Some of the factors that have helped the New Zealand share market perform up until recently include the fact that it is a high dividend yielding market by global standards and thus has been a beneficiary of the global search for yield, there has also been significant flow from New Zealand's relatively new KiwiSaver retirement investment scheme, and more broadly New Zealand's economy has been doing alright with real GDP growth averaging 3% over the past 5 years. Another important aspect has been supportive monetary policy - but that may be about to change.

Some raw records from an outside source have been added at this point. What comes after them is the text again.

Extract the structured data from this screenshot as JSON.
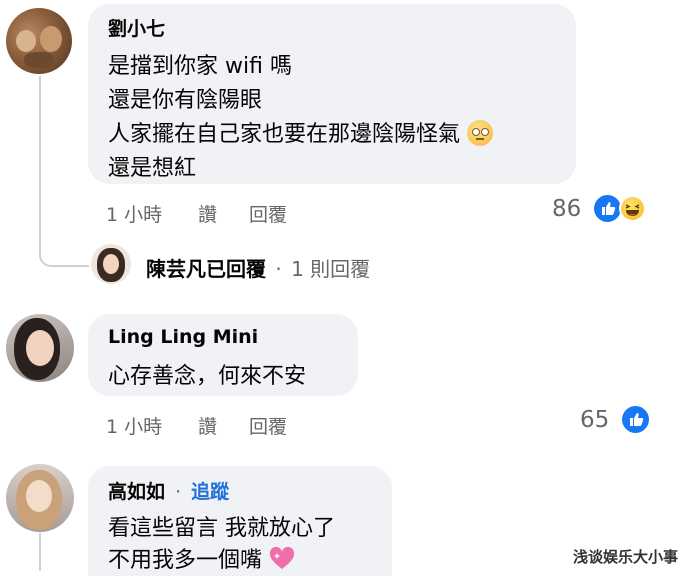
{
  "comments": [
    {
      "author": "劉小七",
      "lines": [
        "是擋到你家 wifi 嗎",
        "還是你有陰陽眼",
        "人家擺在自己家也要在那邊陰陽怪氣",
        "還是想紅"
      ],
      "time": "1 小時",
      "like": "讚",
      "reply": "回覆",
      "reaction_count": "86",
      "reactions": [
        "like-icon",
        "haha-icon"
      ]
    },
    {
      "author": "Ling Ling Mini",
      "lines": [
        "心存善念，何來不安"
      ],
      "time": "1 小時",
      "like": "讚",
      "reply": "回覆",
      "reaction_count": "65",
      "reactions": [
        "like-icon"
      ]
    },
    {
      "author": "高如如",
      "separator": "·",
      "follow": "追蹤",
      "lines": [
        "看這些留言 我就放心了",
        "不用我多一個嘴"
      ]
    }
  ],
  "reply_summary": {
    "name": "陳芸凡已回覆",
    "separator": "·",
    "count_text": "1 則回覆"
  },
  "watermark": "浅谈娱乐大小事",
  "colors": {
    "bubble": "#f0f2f5",
    "meta": "#65676b",
    "link": "#216fdb",
    "like_blue": "#1877f2",
    "haha_yellow": "#f7b928"
  }
}
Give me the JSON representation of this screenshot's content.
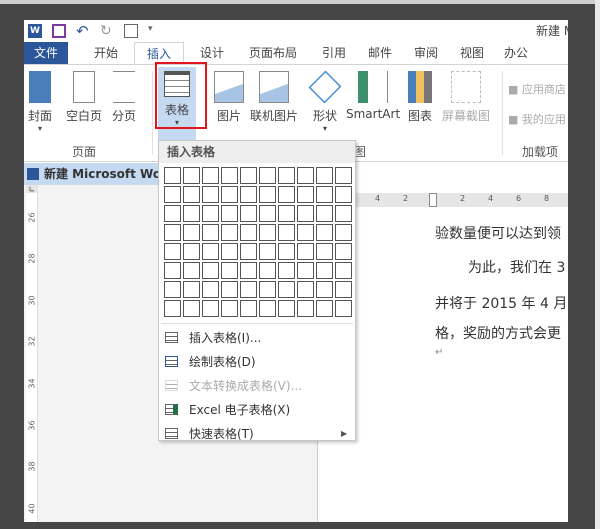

NZX index vs monetary policy and liquidity

Indeed, the chart above shows a composite view of monetary/liquidity conditions (including cash rates, yield curve, excess money supply growth, bond yields, and credit growth), clearly there has been ample support from liquidity conditions for the NZX market during the bull market. However already this indicator has rolled over - and that has contributed to the drop in share prices.

Further more, the RBNZ will likely have to move from easing to hiking soon as the domestic economy improves, inflation rebounds, and house prices continue to rise, this along with upward pressure on global bond yields will act as a headwind for the New Zealand share market. So with high valuations and impending monetary headwinds the New Zealand sharemarket's boom may soon turn to bust.